(The Center Square) – Democrats announced a plan Monday to promote police officer recruitment that mirrors proposals of Gov. Tim Walz and Republicans.
House Majority Leader Ryan Winkler authored the bill, HF 3581, which was developed in consultation with the Minnesota Sheriff’s Association, Minnesota Chiefs of Police Association, and Minnesota Department of Public Safety. He said at a news conference announcing the bill that law enforcement leaders want to recruit officers who reflect the community, have a high social-emotional set of skills and are committed to community services, but they’re struggling to do that.
“[The bill] is built on the premise that Minnesota can recruit, can hire, can train and can retain the kinds of police officers who reflect our communities’ values,” Winkler said.
He said providing law enforcement leaders with candidates who have been carefully screened, before training, for commitment to public service and strong moral character, such as a service mindset and cultural competency, instead of having training open to everyone is ideal for addressing the shortage of police officers.
Department of Public Safety Assistant Commissioner Booker Hodges said at the conference that 58 Minnesota agencies, 25%, are seeking police officers. Considering the vacancy rates (about 1,350 officers) and an average annual graduation rate of 536 officers, it will take three years to fill the jobs, without considering upcoming retirements, he said. About 4% of the state’s police officers are people of color, he said.
“[This program] will allow us to have law enforcement agencies that are reflective of the communities they serve,” he said. “I can’t overstress enough: this bill, if passed, is a generational opportunity here for the state of Minnesota. … When they [Republicans, DFL, and Walz] agree on something that the state’s name is Minnesota and this is the state capitol, it’s time to put our money where our mouth is.”

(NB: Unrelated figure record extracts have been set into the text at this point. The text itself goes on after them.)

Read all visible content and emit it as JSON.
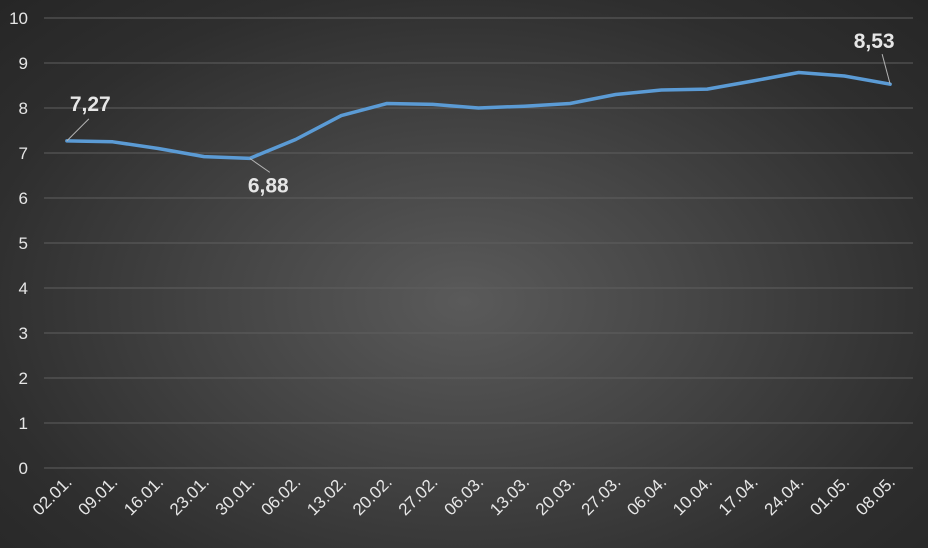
{
  "chart_data": {
    "type": "line",
    "title": "",
    "xlabel": "",
    "ylabel": "",
    "ylim": [
      0,
      10
    ],
    "yticks": [
      0,
      1,
      2,
      3,
      4,
      5,
      6,
      7,
      8,
      9,
      10
    ],
    "grid": true,
    "legend": "none",
    "categories": [
      "02.01.",
      "09.01.",
      "16.01.",
      "23.01.",
      "30.01.",
      "06.02.",
      "13.02.",
      "20.02.",
      "27.02.",
      "06.03.",
      "13.03.",
      "20.03.",
      "27.03.",
      "06.04.",
      "10.04.",
      "17.04.",
      "24.04.",
      "01.05.",
      "08.05."
    ],
    "series": [
      {
        "values": [
          7.27,
          7.25,
          7.1,
          6.92,
          6.88,
          7.3,
          7.83,
          8.1,
          8.08,
          8.0,
          8.04,
          8.1,
          8.3,
          8.4,
          8.42,
          8.6,
          8.79,
          8.71,
          8.53
        ],
        "color": "#5b9bd5"
      }
    ],
    "data_labels": [
      {
        "index": 0,
        "text": "7,27"
      },
      {
        "index": 4,
        "text": "6,88"
      },
      {
        "index": 18,
        "text": "8,53"
      }
    ],
    "colors": {
      "gridline": "#5f5f5f",
      "tick_text": "#e6e6e6",
      "leader_line": "#b4b4b4"
    }
  }
}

Candidates would receive free tuition at a Minnesota state university for up to eight semesters, free law enforcement skills training, job placement assistance, a signing bonus, a stipend for living expenses and a retention bonus after 18 months of service. In exchange, they would have to achieve passing grades in the required courses, complete law enforcement skills training, make timely progress toward completing the program, pass the Minnesota peace officer licensure exam, and actively seek employment as a peace officer with a Minnesota law enforcement agency until they are employed. They would need to obtain full-time employment as a peace officer in Minnesota within six months of completing the program and work full-time as a peace officer for six years.
The commissioner would annually verify with the board that program graduates who have not fulfilled the total employment obligation are employed as a peace officer by a state law enforcement agency. The commissioner can approve employment in other public safety professions for program graduates. If they do not meet the program requirements and are not excused by the commissioner, the program participants must reimburse the state.
It would cost $13 million to administer and establish the program in fiscal year 2023. The Department of Public Safety Commissioner would issue a $800,000 contract with a recruitment agency that would conduct outreach to candidates. The college scholarship program would receive $2.6 million and use some of that money to promote the program.
The commissioner would convene a selection committee to review applications. The committee would include representatives of all of Minnesota’s major law enforcement organizations and be chaired by the POST Board’s executive director.
The House Higher Education Committee will hear the bill at 3 p.m. Tuesday, Feb. 22.